The district has worked in other ways to help teachers out this year. More early dismissal days were announced in December, with the goal of giving teachers more time to plan lessons, to communicate with parents and to use student data to help inform classroom instruction. Approval from the KPBSD community prompted the addition of three more early release days to the current school year.

“I think the real key to keeping an educator is making sure that their voice is at the table (and) making sure they know that their input is valued and acted on,” Erfurth said.

Erkeneff said that district leadership works to make themselves available, such as by visiting schools and through an instructional team that includes the assistant superintendent and the directors of student support services, elementary education and secondary education. The district is also continuing to work on recruitment of new staff for the district, including through in-person and virtual job fairs and revamped marketing campaigns.
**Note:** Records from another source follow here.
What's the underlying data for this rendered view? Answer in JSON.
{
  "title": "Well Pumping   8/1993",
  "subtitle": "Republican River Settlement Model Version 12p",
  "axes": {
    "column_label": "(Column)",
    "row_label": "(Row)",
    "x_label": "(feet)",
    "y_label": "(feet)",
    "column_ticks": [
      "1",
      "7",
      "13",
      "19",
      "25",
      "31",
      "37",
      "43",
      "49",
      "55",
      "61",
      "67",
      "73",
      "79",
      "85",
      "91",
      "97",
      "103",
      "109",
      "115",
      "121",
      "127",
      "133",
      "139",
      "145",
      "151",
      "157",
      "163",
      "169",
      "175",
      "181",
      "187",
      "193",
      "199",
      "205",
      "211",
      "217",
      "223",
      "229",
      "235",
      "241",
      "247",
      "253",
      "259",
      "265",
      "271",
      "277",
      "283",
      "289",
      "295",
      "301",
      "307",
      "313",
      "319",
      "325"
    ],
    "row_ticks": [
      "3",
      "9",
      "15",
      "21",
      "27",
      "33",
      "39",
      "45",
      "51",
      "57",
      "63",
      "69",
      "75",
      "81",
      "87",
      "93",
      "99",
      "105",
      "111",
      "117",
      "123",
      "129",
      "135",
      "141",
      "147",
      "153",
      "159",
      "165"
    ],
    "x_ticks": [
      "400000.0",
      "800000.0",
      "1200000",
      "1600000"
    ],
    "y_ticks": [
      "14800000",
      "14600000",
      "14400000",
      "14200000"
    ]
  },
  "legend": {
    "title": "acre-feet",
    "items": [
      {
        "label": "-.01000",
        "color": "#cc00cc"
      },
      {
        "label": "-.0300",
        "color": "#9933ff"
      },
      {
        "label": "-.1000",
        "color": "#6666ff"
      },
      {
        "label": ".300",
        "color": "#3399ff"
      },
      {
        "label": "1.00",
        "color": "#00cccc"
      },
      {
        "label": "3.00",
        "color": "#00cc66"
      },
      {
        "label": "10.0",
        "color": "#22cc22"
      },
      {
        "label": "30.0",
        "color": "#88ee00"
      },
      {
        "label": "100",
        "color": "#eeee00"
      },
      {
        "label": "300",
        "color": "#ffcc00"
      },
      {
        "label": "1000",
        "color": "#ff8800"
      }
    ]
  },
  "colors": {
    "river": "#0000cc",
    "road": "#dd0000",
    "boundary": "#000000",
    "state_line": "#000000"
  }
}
The district implemented changes to its COVID-19 mitigation plan this school year that prioritized keeping kids in classrooms. The move was in response to widespread frustration with a back-and-forth shift between remote and in-person learning during the 2020-2021 school year. Erfurth said he received “dozens” of emails this school year from staff who felt the KPBSD’s treatment of COVID-19 on a school-by-school basis was frustrating because they did not know what to expect day-to-day.
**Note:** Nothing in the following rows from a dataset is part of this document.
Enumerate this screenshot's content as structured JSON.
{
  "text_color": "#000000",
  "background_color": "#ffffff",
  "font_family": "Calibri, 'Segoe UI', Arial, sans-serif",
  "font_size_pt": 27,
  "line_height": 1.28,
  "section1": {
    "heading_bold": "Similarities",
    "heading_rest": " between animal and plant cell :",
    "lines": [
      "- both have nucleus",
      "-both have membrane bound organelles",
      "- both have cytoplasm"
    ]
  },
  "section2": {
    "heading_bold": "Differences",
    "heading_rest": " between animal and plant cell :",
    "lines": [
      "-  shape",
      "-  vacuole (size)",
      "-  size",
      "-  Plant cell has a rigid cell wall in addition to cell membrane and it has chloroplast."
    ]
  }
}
Looking ahead, Erfurth said the district needs to focus on three things: responsiveness, delegation and communication. As it relates to being responsive, Erfurth emphasized the importance of getting responses when teachers reach out with their concerns. Instead of feeling like problems should be handled at the district office in Soldotna, Erfurth encouraged bringing teachers from around the district together to find solutions.

For example, Erfurth said staff have offered “multiple times” to bring elementary teachers together to talk about the issues facing their students, particularly as it relates to reading. Instead of looking at students as being behind, he emphasized a need to understand that some 7-year-olds are now in school for the first time and are making progress despite not hitting pre-COVID benchmarks.

“(Metrically) speaking, it looks like these kids are behind when in reality, they’re just living through this with the rest of us,” Erfurth said.

Something important to remember, Erfurth said, is that the teachers who have resigned all got into education because of a shared love for education and for teaching students. The phone calls he gets are not people saying they want more money, but rather people saying they need to leave the classroom or they’re going to have a mental health crisis, he said.

“There are a lot of names on this list that were not going to leave this year if it hadn’t gone this way,” Erfurth said.